Once every few days she would come struggling out with her windsurfing gear.

-I must go, she said, but I have counted over twelve ‘goathead’ weeds still scattered through the yard. Her eyes would peer up at me from her iron board position. She had the worst case of scoliosis I’d ever seen, but refused to acknowledge it.

Why don’t you call your kids? I’d ask.

She never wore sunglasses because her eyes were horizontal to the sun.

-You are weak and have no friends, she said, as she peeled out in her ’68 Chevy station wagon. -Don’t forget to feed the cats, she’d yell.

Over thirty starving cats stared up at me on the mornings I worked. They ate the same crap as her, so I gave them whatever meat I had, and they loved me.

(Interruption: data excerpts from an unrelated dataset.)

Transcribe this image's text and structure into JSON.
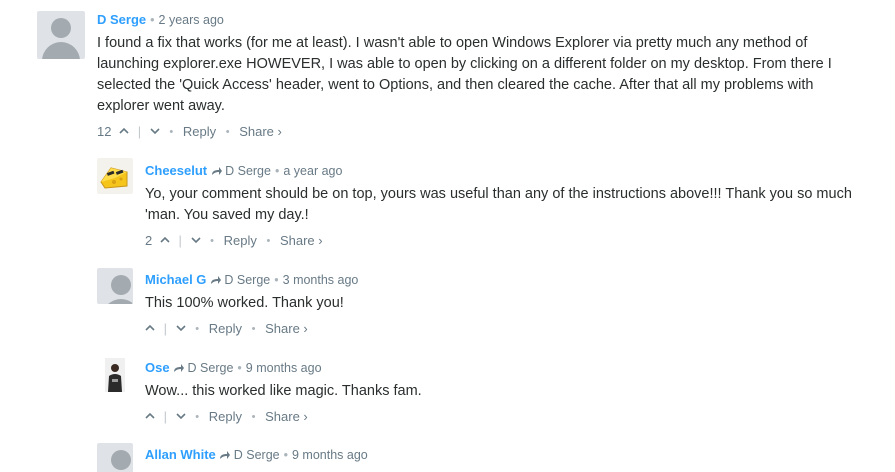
{
  "comments": [
    {
      "author": "D Serge",
      "reply_to": "",
      "time": "2 years ago",
      "text": "I found a fix that works (for me at least). I wasn't able to open Windows Explorer via pretty much any method of launching explorer.exe HOWEVER, I was able to open by clicking on a different folder on my desktop. From there I selected the 'Quick Access' header, went to Options, and then cleared the cache. After that all my problems with explorer went away.",
      "upvotes": "12",
      "reply_label": "Reply",
      "share_label": "Share ›",
      "avatar": "default-avatar"
    },
    {
      "author": "Cheeselut",
      "reply_to": "D Serge",
      "time": "a year ago",
      "text": "Yo, your comment should be on top, yours was useful than any of the instructions above!!! Thank you so much 'man. You saved my day.!",
      "upvotes": "2",
      "reply_label": "Reply",
      "share_label": "Share ›",
      "avatar": "cheese-avatar"
    },
    {
      "author": "Michael G",
      "reply_to": "D Serge",
      "time": "3 months ago",
      "text": "This 100% worked. Thank you!",
      "upvotes": "",
      "reply_label": "Reply",
      "share_label": "Share ›",
      "avatar": "default-avatar"
    },
    {
      "author": "Ose",
      "reply_to": "D Serge",
      "time": "9 months ago",
      "text": "Wow... this worked like magic. Thanks fam.",
      "upvotes": "",
      "reply_label": "Reply",
      "share_label": "Share ›",
      "avatar": "photo-avatar"
    },
    {
      "author": "Allan White",
      "reply_to": "D Serge",
      "time": "9 months ago",
      "text": "",
      "upvotes": "",
      "reply_label": "",
      "share_label": "",
      "avatar": "default-avatar"
    }
  ],
  "icons": {
    "upvote": "chevron-up-icon",
    "downvote": "chevron-down-icon",
    "reply_arrow": "reply-arrow-icon"
  },
  "colors": {
    "author": "#2e9fff",
    "meta": "#687a86",
    "text": "#2a2e2e",
    "avatar_bg": "#dfe3e8",
    "avatar_fg": "#a3aab0"
  }
}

One day she called me in to her studio for the usual.

She was on book number six: ‘Self-Help Guide to Healing The Planet.’ My lack of strength had answered questions for the last five books.

-Today, I am going to heal you.

-Really? I thought. A glass of ice water, a cold shower and maybe two more bucks an hour and all will be good.

Today, I will read your aura.

-Today, I will hide your dentures, I thought.

-Give me your hands.

She laid her palms on mine. Her furrowed face and glazed eyes narrowed in as she studied me. She smelled of unwashed hair and sage.

-You, she said, have no soul.

-You, I said, have scoliosis.

– you were just a shallow pond when I met you, but now I see there is nothing but an arroyo of dust. I don’t have the herbs to heal the decay inside of you.

Her front end got up and started moving toward the door.

I’d spent months sweating over her weeds, logs, grass, and the bitter lies she inflicted on every sallow woman who paid this so-called healer to get an injection of wisdom.

I grabbed the back half of her before it got too far from me and held tight to her bones.

-Listen to me you fist of a storm. I stared at the white witch’s lack of an ass.

The old lady was strong and pushed me off of her.

-A check will be on the counter in the kitchen, she said.

I wanted to knock her down, wrestle her into an ant’s mound. Take the blowtorch to her little healer’s hut and watch it burn to the ground.

Instead, I walked to the kitchen and picked up the check. The witch was nowhere in sight. I scrounged around in my bag until I found the half-eaten McDonald’s cheeseburger I was saving for the cats. I smashed it up in to tiny pieces and smiled as I lifted the lid on her humming crock-pot.